A year ago, the outlook for U.S. museums appeared grim: a July 2020 survey conducted by the American Alliance of Museums (AAM) found that one-third of institutions across the country could close due to the devastating effects of the pandemic. But now, things may be starting to look up. A new report by AAM—the professional organization’s third such survey since March of 2020—suggests that 15 percent of museums are at risk of closure. That’s an improved number to be sure, but a sobering one, too. Indeed, if there’s a message to take away from the survey, it’s that museums’ prospects are better, but still bleak.
In a statement released on the AAM website, Laura Lott, the organization’s president and CEO, stressed the dire circumstances still faced by the nation’s art-collecting institutions. “The museum field will take years to recover to pre-pandemic levels of staffing, revenue, and community engagement,” she said. “Far fewer museums than expected are in danger of permanent closure thanks to several federal relief programs. However, average income sank 40 percent during the pandemic with museums predicting a slow financial recovery.”
The Museum of African American Art, which occupies the top floor of a Macy’s in the Crenshaw district of Los Angeles, has stayed closed throughout the pandemic, and is one among many smaller museums currently relying on donations and grants to stay afloat, NPR reported earlier this year.
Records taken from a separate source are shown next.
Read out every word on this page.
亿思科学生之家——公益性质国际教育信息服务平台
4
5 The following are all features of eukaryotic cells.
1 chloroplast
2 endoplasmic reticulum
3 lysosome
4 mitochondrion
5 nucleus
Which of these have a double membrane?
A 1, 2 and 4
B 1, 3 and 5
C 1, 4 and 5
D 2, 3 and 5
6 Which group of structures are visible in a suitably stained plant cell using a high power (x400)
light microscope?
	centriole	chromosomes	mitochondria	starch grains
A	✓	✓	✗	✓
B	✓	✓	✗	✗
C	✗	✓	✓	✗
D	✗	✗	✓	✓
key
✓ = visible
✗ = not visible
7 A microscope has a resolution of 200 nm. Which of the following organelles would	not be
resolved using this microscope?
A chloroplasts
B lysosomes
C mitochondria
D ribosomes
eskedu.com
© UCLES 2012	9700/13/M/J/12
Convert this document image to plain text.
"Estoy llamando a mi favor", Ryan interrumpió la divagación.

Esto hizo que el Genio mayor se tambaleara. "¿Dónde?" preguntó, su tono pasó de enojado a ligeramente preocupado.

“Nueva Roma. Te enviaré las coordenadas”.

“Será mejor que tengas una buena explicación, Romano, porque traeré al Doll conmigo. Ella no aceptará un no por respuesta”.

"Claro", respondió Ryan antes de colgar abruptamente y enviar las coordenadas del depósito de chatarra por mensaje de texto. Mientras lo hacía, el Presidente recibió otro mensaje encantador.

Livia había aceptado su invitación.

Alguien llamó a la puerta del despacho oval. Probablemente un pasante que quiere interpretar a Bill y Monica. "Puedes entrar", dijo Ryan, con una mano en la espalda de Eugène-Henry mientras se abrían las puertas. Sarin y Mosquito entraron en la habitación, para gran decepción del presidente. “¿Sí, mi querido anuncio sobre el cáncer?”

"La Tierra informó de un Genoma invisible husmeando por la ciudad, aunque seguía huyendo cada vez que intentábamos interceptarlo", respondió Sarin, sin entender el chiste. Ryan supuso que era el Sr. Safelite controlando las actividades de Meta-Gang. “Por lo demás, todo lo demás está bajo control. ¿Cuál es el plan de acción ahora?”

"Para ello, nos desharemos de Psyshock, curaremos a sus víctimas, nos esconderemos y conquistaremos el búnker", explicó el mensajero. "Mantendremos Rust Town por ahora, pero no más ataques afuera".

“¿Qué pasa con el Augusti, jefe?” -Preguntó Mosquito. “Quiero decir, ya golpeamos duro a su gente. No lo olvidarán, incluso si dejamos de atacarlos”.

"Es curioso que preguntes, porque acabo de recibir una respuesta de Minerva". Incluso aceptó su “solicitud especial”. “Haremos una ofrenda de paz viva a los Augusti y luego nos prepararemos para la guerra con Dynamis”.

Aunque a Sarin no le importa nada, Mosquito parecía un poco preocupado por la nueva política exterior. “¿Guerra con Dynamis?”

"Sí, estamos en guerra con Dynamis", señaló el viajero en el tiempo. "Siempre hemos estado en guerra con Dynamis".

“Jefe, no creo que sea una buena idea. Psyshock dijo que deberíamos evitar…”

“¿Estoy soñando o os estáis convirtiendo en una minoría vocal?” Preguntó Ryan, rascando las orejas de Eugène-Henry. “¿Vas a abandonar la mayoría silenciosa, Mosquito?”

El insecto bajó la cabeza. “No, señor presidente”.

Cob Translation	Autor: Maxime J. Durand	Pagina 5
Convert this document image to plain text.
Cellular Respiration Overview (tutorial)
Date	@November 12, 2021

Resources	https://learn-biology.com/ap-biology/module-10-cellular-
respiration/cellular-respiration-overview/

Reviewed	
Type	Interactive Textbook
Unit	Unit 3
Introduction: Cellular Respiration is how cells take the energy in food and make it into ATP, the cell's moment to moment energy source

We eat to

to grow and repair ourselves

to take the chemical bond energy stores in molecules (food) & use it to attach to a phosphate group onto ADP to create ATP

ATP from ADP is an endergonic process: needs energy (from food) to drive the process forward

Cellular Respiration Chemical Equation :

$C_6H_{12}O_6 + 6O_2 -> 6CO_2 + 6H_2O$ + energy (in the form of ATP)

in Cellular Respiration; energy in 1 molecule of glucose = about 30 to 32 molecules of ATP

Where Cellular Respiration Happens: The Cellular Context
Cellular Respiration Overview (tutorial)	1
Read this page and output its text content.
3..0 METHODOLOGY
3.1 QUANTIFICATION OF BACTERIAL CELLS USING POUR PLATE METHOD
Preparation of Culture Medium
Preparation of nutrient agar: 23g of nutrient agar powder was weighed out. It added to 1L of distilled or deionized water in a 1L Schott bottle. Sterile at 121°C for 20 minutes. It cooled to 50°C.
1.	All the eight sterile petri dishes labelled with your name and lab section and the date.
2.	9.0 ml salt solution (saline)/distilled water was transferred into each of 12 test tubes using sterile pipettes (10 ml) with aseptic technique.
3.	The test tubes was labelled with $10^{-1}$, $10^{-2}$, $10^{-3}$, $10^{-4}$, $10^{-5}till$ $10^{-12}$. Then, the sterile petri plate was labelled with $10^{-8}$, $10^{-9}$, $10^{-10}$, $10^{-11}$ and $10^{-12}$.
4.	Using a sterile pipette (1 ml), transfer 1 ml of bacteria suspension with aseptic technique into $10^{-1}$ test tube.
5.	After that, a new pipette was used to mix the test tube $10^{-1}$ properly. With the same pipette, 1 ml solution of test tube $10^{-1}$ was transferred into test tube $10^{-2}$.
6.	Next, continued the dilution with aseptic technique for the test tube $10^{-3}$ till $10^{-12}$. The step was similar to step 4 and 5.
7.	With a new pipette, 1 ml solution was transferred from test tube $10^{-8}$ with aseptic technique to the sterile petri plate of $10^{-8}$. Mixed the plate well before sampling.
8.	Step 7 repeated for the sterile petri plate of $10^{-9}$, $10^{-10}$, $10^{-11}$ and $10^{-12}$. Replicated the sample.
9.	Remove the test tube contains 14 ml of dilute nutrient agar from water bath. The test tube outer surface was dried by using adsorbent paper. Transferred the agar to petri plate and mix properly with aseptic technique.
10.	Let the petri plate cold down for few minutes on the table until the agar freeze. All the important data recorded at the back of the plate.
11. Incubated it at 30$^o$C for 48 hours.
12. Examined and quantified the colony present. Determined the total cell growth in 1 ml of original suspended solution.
Uncertain working conditions have triggered a second wave of organizing efforts in museums nationwide; yesterday, the Whitney Museum of American Art voluntarily recognized its new union.
According to the survey data, more than three-quarters of museums saw their operating income decline by an average of 40 percent while being closed to the public. Nearly half of institutions lost 29 percent of their staff, on average. Of the directors surveyed, only 44 percent plan to hire or rehire in the coming year.